On the surface Taylor's general thesis that, given the poorly constructed and patently unfair peace treaty levied by the victorious allies onto Germany at Versailles, the war was inevitable is well-taken, as is his contention that many besides Hitler and the Nazis were responsible for the increased tensions and resort to force of arms in the 1930s both through acts of commission such as the peace treaty, and also through acts of omission, in particular referring to the failure of any of the allies to act responsibly and thoughtfully to the provocative acts of rearming Germany. Certainly the policies of appeasement, willful ignorance, and benign neglect of the international agreements so painfully wrought with the blood of millions of soldiers on the battlefields of France in WWI led to such a level of indifference and anarchy that it became an ideal environment for the incubation of the kinds of tyranny that arose in Italy, Germany, and Spain in those years. As Taylor points out, the fact of this indifference did much to sow the seeds of what would be reaped so painfully later.
Yet while any thoughtful student will heartily agree that the whole western world's blind indifference and acts of craven appeasement to the rising tides of murder and mayhem did much to encourage the excesses and bloody dreams of the Nazis, one finds it more difficult to excuse or ignore Hitler's own role in steering Germany toward confrontation and fatal conflict with all of its European neighbors. While one can argue that he never intended a war against England and France, that he misunderstood their resolve regarding Poland and the declaration of war against Germany, it is simply silly to argue that Hitler was somehow not directly responsible for the planning and execution of Operation Barbarossa, the invasion of the Soviet Union and the quite systematic murder of its people. Thus, while in arguing for the wider sharing of blame for the possibility of war existing Taylor does a marvelous job, he fails miserably in trying to explain the specifics of the war, since Hitler said all along the reason for the war was to establish an area of expansion for the German people, or "living room", in the wheat-belt of Russia called the Ukraine.
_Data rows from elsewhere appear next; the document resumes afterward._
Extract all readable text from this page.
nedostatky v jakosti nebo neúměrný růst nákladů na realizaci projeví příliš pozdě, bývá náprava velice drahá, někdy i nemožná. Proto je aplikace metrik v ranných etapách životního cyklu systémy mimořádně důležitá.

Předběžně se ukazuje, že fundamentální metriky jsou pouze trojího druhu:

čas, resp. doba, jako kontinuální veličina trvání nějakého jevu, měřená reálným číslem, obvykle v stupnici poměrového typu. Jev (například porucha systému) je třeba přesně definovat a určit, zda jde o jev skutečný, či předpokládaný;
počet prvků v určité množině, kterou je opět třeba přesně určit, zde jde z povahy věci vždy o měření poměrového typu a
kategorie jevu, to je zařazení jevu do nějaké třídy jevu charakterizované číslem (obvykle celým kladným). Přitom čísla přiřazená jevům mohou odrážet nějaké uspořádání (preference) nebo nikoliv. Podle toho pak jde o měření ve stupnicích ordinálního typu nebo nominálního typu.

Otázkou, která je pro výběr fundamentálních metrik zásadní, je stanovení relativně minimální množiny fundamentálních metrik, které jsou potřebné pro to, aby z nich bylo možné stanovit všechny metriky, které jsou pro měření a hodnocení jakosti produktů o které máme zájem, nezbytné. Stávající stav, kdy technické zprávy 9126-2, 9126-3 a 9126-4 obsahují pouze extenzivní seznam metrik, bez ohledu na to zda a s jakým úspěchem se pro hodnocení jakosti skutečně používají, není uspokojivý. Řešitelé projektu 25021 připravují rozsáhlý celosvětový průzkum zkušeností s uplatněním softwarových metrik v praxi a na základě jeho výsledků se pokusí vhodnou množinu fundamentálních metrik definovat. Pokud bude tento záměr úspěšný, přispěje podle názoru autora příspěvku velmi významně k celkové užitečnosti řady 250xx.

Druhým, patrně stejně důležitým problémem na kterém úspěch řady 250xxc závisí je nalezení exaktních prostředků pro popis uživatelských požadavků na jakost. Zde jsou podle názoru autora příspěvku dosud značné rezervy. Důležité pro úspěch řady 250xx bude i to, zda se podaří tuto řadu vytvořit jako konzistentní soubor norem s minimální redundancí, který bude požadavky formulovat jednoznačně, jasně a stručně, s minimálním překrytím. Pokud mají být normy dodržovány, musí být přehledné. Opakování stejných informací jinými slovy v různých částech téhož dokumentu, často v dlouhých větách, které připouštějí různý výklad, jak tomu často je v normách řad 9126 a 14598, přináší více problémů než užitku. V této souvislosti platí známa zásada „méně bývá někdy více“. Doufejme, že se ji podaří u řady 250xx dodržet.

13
Hitler intended from the beginning to systematically exterminate all the indigenous people living in the Ukraine (and elsewhere in Russia) through a delberate campaign of murder, slave labor, and starvation. He considered the Russian people subhumans he would smash and exterminate. Similarly, the so called "Final Solution", while not necessarily the product of the kind of systematic planning many have attributed to it, was in the end a masterfully executed campaign of deliberate genocide against Jews, gypsies, and other non-Aryans. This is a fascinating book, and Taylor argues articulately for the idea that others besides Hitler deserve a portion of the blame for what unfolded into the largest conflict in the history of the world. His notion that one can more fully comprehend Hitler's actions when viewing them in the context of a poisonously dangerous world environment in which others failed to act humanely and responsibly is both sophisticated and well supported. Yet he oversimplifies certain aspects of the story, and seems to be overly sympathetic to Hitler and the National Socialists in doing so. This book is a wonderful read, and it is a pleasure to be in the presence of such a marvelous intellect, even if I do not agree with the overall thesis he is arguing for. Enjoy!